- Born: 1928 Germany
- Died: February 20, 2009 (aged 80–81) Bad Rothenfelde, Lower Saxony, Germany
- Occupation: Businessman
- Known for: Leadership of the Berentzen Group; development of Berentzen Apfelkorn
- Political party: Christian Democratic Union of Germany (CDU)
- Spouse(s): Dorothea “Doris” Berentzen (née Heydt; 1940–2021)
- Children: 3
- Awards: Order of Merit of the Federal Republic of Germany (1st Class); Lower Saxony Order of Merit; “Silberne Halbkugel”, German National Committee for Monument Protection (1987);

= Friedrich Berentzen =

German businessman (1928–2009)

Friedrich Josef Maria Berentzen (11 September 1928 in Haselünne – 20 February 2009 in Bad Rothenfelde) was a German businessman known for the liquor manufacturer Berentzen, who was until 2005 family business. He is the inventor of apple flavor grain liquors and brought the Apfelkorn in 1976 as an independent product on the market.

==Life==
Friedrich Berentzen was born in 1928 as the second-oldest of nine children of Johannes Bernhard Berentzen (1899–1954) and his wife Anna (née Kerckhoff, 1903–1968). He was a grandson of Johannes Berentzen and a nephew of Hermann Kerckhoff. Shortly after the end of the Second World War, he began studying chemistry at the Technical University of Darmstadt.

In 1954, following the death of his father, he assumed management of the family business together with his brother Hans Berentzen. In 1958, the brothers established Emsland-Getränke as a second business pillar in the non-alcoholic beverages sector, a development that was further expanded in 1960 with the acquisition of the Pepsi-Cola concession for Germany. Together, the brothers developed the Berentzen Apfelkorn, which in 1976 was described as the most successful new German spirits launch since the Second World War. In 1988, the company merged with Pabst & Richarz under the leadership of the brothers. He served as technical managing director of the Berentzen Group until the early 1990s.

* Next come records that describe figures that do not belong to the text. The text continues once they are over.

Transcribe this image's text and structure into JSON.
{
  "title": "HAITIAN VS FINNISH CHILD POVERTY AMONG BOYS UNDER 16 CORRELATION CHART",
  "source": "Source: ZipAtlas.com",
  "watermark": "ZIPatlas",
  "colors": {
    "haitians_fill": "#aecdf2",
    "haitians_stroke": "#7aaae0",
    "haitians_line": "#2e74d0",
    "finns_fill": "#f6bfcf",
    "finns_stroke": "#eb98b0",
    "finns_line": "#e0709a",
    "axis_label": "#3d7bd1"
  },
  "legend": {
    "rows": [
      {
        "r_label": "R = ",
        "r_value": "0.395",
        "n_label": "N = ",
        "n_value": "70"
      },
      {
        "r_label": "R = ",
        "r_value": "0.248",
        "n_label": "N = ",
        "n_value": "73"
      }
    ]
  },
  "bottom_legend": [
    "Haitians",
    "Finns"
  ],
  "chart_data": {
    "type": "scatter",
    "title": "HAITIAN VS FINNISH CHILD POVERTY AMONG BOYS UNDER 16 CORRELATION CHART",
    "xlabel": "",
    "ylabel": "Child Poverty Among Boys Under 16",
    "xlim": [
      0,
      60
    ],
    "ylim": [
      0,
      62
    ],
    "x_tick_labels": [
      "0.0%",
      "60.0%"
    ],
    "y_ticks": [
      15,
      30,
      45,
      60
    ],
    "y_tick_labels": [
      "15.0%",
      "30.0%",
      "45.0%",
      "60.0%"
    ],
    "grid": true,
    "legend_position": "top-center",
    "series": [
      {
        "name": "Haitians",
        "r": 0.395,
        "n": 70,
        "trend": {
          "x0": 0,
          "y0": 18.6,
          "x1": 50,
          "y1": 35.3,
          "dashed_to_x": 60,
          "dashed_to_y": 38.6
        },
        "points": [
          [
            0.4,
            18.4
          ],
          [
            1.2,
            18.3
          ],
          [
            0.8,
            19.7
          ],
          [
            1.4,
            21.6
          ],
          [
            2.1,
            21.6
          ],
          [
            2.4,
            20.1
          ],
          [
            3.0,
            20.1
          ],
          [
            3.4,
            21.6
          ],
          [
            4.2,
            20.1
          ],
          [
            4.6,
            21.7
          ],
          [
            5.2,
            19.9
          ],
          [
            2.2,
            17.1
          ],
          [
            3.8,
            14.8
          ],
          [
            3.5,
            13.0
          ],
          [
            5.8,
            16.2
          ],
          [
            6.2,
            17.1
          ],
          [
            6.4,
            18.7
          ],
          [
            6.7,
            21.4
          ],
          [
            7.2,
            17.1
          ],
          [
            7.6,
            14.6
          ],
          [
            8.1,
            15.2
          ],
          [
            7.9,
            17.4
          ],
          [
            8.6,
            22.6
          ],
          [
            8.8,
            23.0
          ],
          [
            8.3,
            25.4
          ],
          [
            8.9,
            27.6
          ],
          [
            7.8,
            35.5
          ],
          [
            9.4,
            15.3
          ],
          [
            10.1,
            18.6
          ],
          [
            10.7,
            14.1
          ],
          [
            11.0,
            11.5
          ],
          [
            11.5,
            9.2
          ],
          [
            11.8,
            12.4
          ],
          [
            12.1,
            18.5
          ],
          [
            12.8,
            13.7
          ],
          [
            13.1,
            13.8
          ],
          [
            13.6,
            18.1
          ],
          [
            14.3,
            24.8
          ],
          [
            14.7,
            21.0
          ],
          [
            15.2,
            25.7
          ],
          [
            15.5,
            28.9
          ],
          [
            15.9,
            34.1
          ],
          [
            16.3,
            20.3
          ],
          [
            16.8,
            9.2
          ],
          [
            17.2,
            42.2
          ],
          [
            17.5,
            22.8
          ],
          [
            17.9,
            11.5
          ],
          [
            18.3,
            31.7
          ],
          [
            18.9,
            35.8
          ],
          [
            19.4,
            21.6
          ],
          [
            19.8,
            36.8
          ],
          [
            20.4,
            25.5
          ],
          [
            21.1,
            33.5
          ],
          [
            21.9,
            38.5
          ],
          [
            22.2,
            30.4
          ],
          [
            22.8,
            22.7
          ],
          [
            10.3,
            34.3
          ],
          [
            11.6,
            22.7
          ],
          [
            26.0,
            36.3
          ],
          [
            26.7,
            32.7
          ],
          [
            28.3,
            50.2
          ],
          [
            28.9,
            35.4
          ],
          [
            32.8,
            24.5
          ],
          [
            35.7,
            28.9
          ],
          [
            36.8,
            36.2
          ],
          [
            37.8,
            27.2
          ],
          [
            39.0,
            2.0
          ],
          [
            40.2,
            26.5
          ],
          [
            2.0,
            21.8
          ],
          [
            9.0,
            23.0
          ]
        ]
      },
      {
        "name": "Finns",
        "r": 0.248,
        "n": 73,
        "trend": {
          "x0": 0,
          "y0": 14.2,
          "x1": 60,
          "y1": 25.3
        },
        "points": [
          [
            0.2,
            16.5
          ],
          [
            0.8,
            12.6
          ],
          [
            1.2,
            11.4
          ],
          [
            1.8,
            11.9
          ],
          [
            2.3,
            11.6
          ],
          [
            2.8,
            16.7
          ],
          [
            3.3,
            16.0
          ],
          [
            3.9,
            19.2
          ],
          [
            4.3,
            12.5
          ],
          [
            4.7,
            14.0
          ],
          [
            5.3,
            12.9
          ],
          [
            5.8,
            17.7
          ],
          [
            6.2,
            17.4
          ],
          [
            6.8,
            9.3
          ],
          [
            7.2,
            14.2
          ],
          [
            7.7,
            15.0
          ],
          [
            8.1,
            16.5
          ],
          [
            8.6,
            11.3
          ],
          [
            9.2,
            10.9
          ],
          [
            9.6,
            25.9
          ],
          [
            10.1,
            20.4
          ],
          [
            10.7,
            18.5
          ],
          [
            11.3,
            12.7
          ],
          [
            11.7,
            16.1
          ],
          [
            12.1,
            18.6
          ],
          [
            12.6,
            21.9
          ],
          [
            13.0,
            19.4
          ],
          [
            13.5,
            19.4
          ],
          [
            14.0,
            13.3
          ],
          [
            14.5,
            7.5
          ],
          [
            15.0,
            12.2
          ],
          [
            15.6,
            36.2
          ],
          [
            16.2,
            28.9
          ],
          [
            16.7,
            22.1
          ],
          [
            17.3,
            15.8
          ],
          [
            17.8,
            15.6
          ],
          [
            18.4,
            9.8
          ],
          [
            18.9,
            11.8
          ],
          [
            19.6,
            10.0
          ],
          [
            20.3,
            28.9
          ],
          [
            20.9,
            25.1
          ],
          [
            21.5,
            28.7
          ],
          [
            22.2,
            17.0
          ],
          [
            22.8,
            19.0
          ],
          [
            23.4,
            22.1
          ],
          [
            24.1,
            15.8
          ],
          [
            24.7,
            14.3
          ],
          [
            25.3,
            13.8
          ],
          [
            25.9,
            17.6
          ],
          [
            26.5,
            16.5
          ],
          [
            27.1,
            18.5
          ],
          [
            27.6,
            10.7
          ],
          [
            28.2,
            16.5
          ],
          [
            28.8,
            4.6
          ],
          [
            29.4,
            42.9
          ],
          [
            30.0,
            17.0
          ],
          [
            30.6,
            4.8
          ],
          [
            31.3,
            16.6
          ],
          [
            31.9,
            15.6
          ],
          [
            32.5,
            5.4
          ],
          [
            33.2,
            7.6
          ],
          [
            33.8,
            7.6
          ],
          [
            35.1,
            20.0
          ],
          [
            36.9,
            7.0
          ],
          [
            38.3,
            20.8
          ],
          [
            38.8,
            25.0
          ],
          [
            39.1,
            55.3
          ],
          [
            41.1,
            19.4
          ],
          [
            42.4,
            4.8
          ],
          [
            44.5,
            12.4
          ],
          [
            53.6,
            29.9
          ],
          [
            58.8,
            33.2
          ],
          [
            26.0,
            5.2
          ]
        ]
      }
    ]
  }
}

Friedrich Berentzen continued to be involved in the company’s strategic direction following the merger of the two family businesses. In 1994, Hans and Friedrich Berentzen took the family company public, making it the only firm in the German spirits industry at the time to do so. When a majority stake in the company was sold to the financial investor Aurelius AG in 2008, he retained his shares as a minority shareholder in the 250-year-old family enterprise.

Since 1961, he was married to Dorothea (known as Doris; née Heydt, 1940–2021). The couple had three children.

Friedrich Berentzen died on the morning of 20 February 2009 in Bad Rothenfelde, shortly after undergoing heart surgery. In addition to his political work, he supported town-twinning initiatives with Elburg in the Netherlands and Saint-Flour in France.

== Public service and affiliations ==
Friedrich Berentzen was a member of the Christian Democratic Union of Germany (CDU). From 1971 to 1991, he served on the city council of Haselünne, including as CDU parliamentary group leader from 1976 to 1981. He was mayor of Haselünne from 1981 to 1991.

Together with his brother Hans, he was also involved in shaping the urban development of his hometown. He advocated for Haselünne’s inclusion in the Lower Saxony urban renewal programme and, as long-time chairman of the local heritage association (from 1956), promoted the construction of a local history museum, inaugurated in 1961, and the expansion of an open-air museum. Historic townhouses and farm buildings were preserved and relocated, and several dilapidated Burgmannshöfe were restored for use as hotels or restaurants. He received the “Silberne Halbkugel” (Silver Hemisphere) award from the German National Committee for Monument Protection in 1987. In 2006, he and his wife Doris were awarded the Landscape Medal of the Emsländische Landschaft. He was also a recipient of the Order of Merit of the Federal Republic of Germany (First Class) and the Lower Saxony Order of Merit. A street in Haselünne, Friedrich-Berentzen-Weg, was later named in his honour.

Berentzen held numerous honorary positions and was named both an honorary citizen and honorary mayor of Haselünne. He was a member for more than 55 years of the Reichsbund der Kriegsbeschädigten, later known as the Sozialverband Deutschland.

During his studies in 1949, he joined the Catholic student fraternity KDStV Nassovia Darmstadt in the Cartellverband (CV) and later also became a member of KDStV Rheno-Bavaria Köln, KDStV Asgard (Düsseldorf) zu Köln, KAV Suevia Berlin, and AV Cheruscia zu Münster, all affiliated with the CV.